The big names in Cad and PDM do not have this field to themselves, however. Less well-known vendors include San Jose-based Centric Software, which has produced a range of web-centric Collaborative Virtual Product Development solutions.

Meanwhile, UK-based industrial design company xpd (Express Product Development) is soon to launch a web-based collaborative software system that will allow industrial designers to design hand-in-hand with their clients, thus sharply reducing product development times.

The internet, then, seems set to become a sine qua non in the product development field but a reality check is necessary, as these are very early days for collaborative product development.

There is some debate over the readiness of manufacturers for these methods - particularly outside the US where use of the internet in industry is less pervasive - and their ability to keep pace with the bewildering raft of complex, acronym-led announcements from vendors. The latter, which once thought of themselves as Cad vendors pure and simple, now like to be viewed rather grandly as vendors of collaborative commerce software.

Widespread proof of the new tools' usefulness in action will not be available for a year or two but there are already some solid examples. One is Erco Lighting, a German-based manufacturer of architectural lighting, which is using Autodesk's iDrop technology to turn its website into an online catalogue of "smart content". Users can drag-and-drop content from the site - such as lighting fixtures - directly into design work on their desktops.

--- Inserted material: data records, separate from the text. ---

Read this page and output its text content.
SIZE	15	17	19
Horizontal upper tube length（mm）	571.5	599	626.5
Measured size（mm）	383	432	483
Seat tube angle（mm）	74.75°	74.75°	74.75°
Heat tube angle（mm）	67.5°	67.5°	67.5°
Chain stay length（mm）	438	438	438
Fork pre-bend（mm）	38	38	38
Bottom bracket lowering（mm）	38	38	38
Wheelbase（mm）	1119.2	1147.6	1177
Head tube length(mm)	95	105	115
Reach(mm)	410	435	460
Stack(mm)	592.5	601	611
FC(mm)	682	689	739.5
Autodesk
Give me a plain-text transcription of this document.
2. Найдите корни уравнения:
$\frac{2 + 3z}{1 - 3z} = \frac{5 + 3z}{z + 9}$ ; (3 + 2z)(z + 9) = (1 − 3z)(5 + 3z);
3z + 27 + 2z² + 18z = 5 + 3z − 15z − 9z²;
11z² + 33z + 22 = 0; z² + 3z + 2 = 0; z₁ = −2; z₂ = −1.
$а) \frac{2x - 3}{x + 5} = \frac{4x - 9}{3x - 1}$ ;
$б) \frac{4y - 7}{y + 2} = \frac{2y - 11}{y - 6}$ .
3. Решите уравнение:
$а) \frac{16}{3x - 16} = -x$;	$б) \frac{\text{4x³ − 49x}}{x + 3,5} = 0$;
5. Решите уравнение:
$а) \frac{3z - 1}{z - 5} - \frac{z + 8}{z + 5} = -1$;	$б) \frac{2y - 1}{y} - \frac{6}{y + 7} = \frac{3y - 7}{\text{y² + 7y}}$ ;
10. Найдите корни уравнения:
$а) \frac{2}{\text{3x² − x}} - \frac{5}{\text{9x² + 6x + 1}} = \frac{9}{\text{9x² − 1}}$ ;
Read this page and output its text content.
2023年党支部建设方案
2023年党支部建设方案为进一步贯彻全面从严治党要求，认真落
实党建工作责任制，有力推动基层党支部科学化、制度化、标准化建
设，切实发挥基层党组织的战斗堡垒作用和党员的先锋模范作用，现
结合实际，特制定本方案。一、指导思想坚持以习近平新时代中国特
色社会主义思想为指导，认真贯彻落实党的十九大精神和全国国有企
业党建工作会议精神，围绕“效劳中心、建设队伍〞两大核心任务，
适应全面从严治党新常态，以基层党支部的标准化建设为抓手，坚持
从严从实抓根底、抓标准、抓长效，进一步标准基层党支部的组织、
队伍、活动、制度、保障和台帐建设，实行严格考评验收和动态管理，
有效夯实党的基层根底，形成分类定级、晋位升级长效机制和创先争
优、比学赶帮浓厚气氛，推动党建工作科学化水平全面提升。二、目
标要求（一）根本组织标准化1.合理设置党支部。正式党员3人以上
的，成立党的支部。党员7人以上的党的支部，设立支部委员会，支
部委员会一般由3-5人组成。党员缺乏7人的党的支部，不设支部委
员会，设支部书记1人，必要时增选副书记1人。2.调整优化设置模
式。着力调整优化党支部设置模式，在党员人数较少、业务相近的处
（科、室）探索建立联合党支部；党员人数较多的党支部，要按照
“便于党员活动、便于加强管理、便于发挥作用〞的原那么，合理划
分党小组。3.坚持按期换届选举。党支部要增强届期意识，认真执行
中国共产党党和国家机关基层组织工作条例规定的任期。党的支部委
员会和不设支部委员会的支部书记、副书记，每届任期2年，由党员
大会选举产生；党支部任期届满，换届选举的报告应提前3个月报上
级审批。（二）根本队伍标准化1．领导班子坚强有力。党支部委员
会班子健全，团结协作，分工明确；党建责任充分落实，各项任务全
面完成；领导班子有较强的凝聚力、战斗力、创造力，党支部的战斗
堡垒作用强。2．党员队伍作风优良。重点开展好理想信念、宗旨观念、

The opening last week of Europe's first CPC Collaboration Centre, with technology supplied by Sun Microsystems and software vendor PTC, should further stimulate interest in the new techniques.

The centre, at Warwick Manufacturing Group's International Manufacturing Centre, near Coventry in the UK Midlands, will connect with similar installations in the US and Asia, allowing teams of engineers to collaborate on design and product life cycle projects simultaneously.

If sites in all three time zones were in use simultaneously, of course, some engineers would be working in the middle of the night. But the internet can get round that, too, enabling companies to carry out 24- hour product development process in three time zones - shifting work from, say, Germany to California and on to Asia. "There are a lot more companies doing this than are talking about it, because they don't want their competitors to know," says Mr Weyand at SDRC.